MORNINGTON beaches are being polluted by rubbish from Melbourne.
Trash collected by beach walkers in the past two weeks included five syringes as well as plastic containers, lids, straws, small pieces of plastic and parking slips, in total enough to fill several large garbage bags.
More than three dozen parking slips came from the cities of Melbourne, Maribyrnong, Darebin and Yarra, revealing the exact time and date the slips were issued.
Several had taken just three days to float from Melbourne to Mornington.
Mornington Environment Association president Jan Oliver said “rubbish in appalling amounts was washed up on Mills Beach and Shire Hall Beach, Mornington, two weeks ago and over the Queen’s Birthday long weekend”.
“We don’t normally get needles. We usually pick up one or two needles during Clean Up Australia Day but found none in March,” she said.
Ms Oliver said Mornington Peninsula Shire cleaned the beach with a machine but more rubbish had washed up on Mills Beach after the long weekend.
The beach rubbish is being blamed on recent rain. A storm that crossed Melbourne overnight on 31 May and 1 June dumped more than 100mm of rain on some suburbs.
Hundreds of tonnes of litter and rubbish washed down rivers, creeks and drains into Port Phillip and was blown down the coast by northerly winds.
Ms Oliver said it was wrong that shire ratepayers had to pay to clean up Melbourne rubbish on Mornington beaches.
She sorted the parking ticket slips on her lounge room table before contacting Frankston environmentalist Jim Kerin, who has been campaigning to get councils to install litter traps since 2005.
Mr Kerin said heavy rain in 2005 washed rubbish onto beaches at Frankston, Seaford and Carrum.

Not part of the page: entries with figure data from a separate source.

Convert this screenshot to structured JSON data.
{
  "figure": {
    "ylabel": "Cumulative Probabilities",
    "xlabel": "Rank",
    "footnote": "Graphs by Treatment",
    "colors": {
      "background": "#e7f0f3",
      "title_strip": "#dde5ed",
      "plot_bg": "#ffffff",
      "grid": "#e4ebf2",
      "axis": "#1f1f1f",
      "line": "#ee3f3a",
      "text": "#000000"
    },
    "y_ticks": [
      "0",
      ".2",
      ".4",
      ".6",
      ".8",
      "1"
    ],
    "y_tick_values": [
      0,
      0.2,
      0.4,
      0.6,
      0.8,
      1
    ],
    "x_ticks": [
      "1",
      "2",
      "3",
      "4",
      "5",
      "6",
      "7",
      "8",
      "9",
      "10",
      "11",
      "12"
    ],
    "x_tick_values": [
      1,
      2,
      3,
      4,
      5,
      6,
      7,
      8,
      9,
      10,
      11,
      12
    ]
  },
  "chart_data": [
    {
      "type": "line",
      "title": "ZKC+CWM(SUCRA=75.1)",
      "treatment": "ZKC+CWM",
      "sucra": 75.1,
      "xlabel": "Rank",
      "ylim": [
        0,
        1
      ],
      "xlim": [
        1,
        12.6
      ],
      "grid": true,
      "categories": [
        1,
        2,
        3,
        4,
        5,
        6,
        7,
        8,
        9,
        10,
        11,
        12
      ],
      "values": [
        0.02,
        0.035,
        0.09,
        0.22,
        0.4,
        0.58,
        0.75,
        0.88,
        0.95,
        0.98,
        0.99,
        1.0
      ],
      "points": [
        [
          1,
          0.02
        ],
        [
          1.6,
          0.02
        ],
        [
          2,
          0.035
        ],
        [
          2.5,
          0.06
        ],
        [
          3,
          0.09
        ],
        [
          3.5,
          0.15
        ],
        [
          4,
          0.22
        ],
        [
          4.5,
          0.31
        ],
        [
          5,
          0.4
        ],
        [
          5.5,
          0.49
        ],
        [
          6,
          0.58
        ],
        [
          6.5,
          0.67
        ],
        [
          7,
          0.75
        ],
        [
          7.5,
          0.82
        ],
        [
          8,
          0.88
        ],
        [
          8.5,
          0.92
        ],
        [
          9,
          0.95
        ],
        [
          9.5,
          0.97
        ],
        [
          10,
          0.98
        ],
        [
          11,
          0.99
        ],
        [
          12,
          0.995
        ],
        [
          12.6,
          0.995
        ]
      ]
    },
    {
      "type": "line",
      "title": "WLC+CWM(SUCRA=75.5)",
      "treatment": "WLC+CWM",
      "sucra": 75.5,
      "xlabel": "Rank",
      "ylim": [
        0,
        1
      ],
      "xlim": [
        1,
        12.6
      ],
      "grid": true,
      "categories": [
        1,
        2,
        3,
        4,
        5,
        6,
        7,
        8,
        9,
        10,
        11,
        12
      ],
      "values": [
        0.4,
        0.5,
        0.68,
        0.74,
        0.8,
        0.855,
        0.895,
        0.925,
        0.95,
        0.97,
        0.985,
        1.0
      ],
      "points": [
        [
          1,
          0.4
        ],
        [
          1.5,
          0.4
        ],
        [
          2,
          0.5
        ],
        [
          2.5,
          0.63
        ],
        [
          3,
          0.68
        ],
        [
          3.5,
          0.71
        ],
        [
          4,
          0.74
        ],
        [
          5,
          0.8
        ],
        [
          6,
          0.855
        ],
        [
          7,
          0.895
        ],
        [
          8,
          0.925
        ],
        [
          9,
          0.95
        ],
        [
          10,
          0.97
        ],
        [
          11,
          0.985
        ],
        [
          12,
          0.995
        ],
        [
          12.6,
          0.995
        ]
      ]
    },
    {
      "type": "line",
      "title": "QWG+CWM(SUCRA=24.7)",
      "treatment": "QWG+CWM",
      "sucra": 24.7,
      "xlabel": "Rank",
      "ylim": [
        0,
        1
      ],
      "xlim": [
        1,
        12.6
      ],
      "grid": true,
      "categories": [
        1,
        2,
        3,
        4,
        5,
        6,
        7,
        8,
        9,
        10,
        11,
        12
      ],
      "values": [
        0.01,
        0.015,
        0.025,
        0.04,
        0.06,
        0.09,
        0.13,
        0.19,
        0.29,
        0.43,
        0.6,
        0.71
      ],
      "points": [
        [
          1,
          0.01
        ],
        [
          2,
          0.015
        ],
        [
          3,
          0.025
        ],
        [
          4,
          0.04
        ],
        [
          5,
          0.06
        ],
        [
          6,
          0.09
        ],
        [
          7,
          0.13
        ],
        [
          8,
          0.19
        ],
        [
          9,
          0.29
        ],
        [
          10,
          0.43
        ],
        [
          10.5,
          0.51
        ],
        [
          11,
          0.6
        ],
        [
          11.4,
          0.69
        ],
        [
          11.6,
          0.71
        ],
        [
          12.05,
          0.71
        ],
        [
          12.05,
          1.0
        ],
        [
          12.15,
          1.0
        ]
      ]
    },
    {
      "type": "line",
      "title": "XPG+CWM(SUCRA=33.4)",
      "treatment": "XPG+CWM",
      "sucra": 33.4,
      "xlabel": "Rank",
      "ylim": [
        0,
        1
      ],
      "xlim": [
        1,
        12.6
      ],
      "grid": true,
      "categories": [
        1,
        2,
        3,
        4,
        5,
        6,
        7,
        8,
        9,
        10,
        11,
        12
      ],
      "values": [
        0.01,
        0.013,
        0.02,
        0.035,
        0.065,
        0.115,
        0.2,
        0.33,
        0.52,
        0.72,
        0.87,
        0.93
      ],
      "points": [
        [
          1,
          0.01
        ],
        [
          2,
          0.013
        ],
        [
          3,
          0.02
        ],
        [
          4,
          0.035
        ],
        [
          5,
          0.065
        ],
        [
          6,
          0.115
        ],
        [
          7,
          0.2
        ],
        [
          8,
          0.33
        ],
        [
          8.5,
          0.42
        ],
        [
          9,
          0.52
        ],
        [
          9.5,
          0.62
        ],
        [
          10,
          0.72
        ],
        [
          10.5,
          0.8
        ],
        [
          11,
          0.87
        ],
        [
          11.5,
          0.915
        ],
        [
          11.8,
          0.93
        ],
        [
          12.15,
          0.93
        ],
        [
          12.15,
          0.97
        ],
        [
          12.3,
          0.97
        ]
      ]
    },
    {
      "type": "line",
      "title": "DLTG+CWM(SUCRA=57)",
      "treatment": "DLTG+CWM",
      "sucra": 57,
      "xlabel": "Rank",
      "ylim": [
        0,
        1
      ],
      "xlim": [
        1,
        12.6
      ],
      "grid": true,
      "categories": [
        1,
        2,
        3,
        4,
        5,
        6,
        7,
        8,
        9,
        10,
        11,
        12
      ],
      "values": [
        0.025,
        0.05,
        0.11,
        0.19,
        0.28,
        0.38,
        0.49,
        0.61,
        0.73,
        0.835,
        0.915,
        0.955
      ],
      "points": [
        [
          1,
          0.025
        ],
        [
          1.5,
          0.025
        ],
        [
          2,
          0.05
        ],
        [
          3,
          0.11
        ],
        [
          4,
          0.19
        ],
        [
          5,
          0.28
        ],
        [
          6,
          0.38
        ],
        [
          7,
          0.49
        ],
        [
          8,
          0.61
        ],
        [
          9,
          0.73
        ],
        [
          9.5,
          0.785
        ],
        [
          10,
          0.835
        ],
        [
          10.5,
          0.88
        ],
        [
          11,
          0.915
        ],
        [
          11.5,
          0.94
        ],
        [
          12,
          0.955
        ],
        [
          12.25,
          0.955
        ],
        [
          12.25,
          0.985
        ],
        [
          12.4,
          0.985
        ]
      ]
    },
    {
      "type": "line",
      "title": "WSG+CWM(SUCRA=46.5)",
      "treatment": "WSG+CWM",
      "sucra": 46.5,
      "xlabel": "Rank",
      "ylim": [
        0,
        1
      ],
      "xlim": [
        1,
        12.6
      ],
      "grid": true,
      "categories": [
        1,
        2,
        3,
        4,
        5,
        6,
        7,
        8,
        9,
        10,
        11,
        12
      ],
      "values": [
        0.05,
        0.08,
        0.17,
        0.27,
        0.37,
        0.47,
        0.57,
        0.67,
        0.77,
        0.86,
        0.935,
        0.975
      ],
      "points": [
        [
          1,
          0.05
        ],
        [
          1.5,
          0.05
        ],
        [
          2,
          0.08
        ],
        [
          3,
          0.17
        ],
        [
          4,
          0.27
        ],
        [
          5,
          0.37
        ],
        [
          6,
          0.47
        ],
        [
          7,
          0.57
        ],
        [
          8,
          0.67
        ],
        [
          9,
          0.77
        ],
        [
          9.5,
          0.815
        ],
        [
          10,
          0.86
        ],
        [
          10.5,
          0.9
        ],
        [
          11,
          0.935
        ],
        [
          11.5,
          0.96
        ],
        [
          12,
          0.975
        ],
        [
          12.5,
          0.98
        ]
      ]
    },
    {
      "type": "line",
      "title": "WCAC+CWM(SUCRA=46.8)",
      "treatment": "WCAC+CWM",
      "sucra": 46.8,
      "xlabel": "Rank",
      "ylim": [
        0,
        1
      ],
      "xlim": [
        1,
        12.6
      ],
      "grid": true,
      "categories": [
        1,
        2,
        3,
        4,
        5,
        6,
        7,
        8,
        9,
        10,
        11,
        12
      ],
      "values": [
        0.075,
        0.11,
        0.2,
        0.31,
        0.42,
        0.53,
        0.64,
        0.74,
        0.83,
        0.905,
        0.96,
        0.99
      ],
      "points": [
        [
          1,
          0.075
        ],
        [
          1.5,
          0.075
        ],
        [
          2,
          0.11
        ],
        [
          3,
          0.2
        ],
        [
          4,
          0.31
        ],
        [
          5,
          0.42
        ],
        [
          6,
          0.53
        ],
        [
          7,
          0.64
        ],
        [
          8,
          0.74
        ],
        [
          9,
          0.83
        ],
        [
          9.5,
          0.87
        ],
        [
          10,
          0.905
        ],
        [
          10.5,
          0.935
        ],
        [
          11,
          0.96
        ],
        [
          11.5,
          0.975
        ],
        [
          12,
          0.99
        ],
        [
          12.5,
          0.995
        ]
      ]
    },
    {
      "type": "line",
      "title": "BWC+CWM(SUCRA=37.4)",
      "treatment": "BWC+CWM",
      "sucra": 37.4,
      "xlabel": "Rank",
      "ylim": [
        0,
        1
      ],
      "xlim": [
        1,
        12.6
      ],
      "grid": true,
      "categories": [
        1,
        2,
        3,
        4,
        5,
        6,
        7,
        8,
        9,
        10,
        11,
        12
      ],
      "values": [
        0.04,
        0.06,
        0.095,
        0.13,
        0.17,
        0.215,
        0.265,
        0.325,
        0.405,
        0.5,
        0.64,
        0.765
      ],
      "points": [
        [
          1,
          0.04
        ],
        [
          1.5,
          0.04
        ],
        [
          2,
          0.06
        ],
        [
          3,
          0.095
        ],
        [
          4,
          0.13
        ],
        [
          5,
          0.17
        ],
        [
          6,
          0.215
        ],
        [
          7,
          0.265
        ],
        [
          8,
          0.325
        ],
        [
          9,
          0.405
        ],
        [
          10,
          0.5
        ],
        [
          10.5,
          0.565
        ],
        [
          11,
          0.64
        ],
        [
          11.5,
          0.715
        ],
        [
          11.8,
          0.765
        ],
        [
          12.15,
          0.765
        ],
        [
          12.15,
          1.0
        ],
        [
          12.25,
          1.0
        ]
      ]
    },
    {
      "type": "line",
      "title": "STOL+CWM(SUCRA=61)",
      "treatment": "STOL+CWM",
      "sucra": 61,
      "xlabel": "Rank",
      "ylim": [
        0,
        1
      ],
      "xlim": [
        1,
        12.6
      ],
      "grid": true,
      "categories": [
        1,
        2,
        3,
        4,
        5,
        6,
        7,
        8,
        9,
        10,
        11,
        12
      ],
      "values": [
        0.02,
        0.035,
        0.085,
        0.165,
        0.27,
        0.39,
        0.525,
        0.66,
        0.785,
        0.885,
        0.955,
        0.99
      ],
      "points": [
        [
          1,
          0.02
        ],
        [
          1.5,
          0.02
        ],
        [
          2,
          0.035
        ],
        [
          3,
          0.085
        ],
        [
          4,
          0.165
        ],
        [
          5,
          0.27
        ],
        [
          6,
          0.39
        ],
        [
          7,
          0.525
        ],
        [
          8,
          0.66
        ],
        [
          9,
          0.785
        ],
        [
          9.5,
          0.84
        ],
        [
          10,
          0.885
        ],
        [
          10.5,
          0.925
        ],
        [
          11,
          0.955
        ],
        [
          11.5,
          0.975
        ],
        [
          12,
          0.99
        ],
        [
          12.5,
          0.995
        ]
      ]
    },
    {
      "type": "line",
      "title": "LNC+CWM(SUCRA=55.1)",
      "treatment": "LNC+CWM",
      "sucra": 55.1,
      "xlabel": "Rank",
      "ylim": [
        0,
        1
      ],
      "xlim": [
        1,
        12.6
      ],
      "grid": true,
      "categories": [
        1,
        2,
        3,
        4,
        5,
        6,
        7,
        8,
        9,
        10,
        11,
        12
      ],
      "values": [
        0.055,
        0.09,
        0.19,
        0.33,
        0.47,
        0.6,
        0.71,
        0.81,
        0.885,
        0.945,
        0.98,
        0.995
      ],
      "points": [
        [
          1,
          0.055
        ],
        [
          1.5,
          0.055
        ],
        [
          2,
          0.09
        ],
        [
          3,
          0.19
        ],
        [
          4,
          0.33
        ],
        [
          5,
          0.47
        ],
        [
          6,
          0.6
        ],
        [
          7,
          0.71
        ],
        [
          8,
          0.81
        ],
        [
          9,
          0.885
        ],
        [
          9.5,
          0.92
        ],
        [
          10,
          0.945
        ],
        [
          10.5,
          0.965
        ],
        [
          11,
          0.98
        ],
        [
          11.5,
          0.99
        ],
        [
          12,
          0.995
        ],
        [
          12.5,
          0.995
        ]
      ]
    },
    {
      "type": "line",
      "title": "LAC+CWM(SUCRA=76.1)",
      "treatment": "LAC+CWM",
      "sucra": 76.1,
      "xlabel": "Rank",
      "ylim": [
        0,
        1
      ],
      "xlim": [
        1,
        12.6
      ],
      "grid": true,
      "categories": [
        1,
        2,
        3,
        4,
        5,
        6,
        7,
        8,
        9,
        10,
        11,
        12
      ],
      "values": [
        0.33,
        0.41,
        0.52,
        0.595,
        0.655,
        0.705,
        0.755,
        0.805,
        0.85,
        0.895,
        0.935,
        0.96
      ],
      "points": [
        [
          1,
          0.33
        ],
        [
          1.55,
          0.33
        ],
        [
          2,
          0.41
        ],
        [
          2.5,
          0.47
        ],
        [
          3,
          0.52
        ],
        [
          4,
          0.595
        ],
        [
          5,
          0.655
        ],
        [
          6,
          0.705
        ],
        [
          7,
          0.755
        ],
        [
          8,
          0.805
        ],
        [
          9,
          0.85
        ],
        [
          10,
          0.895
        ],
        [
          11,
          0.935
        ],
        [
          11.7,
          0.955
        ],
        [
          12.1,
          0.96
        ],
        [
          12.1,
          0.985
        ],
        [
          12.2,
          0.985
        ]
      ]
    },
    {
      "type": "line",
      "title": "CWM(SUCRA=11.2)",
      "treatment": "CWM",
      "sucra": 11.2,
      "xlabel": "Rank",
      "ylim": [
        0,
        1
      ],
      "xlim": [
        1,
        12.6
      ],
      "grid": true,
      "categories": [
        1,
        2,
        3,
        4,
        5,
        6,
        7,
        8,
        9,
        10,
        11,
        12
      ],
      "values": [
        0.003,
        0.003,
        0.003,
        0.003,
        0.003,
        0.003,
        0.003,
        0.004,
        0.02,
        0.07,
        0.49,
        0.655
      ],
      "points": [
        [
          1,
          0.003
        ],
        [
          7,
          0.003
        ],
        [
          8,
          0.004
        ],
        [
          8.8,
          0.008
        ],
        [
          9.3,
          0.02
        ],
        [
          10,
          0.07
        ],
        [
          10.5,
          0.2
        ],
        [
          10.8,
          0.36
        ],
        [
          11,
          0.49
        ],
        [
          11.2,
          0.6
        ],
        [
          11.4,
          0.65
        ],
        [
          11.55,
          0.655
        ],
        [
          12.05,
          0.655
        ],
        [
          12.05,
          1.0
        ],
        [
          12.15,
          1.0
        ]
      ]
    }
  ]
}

Dozens of parking ticket slips from the City of Greater Dandenong were in the rubbish collected.
“We had a meeting with Dandenong’s then mayor Peter Brown and Frankston MP Alistair Harkness and convinced the council to spend about $1.5 million on centrifugal litter traps,” he said.
“We’ve seen very little rubbish from Dandenong since then.”
In March, Mr Kerin wrote an opinion piece for The News based on his years of research and lobbying for litter traps.
He stated that a Melbourne City Council report revealed three billion pieces of litter (about 2000 to 3000 tonnes) was washed into Melbourne’s waterways through stormwater drains each year.
“Most litter in stormwater comes from shopping centres and strips, markets, on-street collections, tips and recycling depots,” he wrote.
“A number of major streams feed the lower Yarra River. Inclusive of the Yarra, they drain Melbourne’s suburban north, northwest and east, and include Maribyrnong and Plenty rivers and Merri, Darebin and Gardiners creeks.
“The streams directly connect to the major underground drains beneath streets and commercial precincts of the north and east to Port Phillip’s central and southern beaches. The main drains and beds and banks of creeks and rivers are managed by Melbourne Water.
“Once this litter leaves the Yarra, it’s carried by Port Phillip’s predominant clockwise currents south to beaches in the municipalities of Bayside, Kingston, Frankston and the Mornington Peninsula.”
He said rivers of garbage can be seen in Port Phillip after significant rain events.
“Each year the four councils spend hundreds of thousands of dollars collecting drift litter from their beaches.”
The rubbish should be stopped by inner city councils and Melbourne Water instead of shifting the cost to bayside councils, he said.
Weather forecaster Alex Zadnik, a former resident of Sorrento now in a senior position with Sydney-based Weatherzone.com, told Radio Port Phillip’s Environment Show on Thursday that Melbourne and southern Victoria was likely to receive above average rain this winter.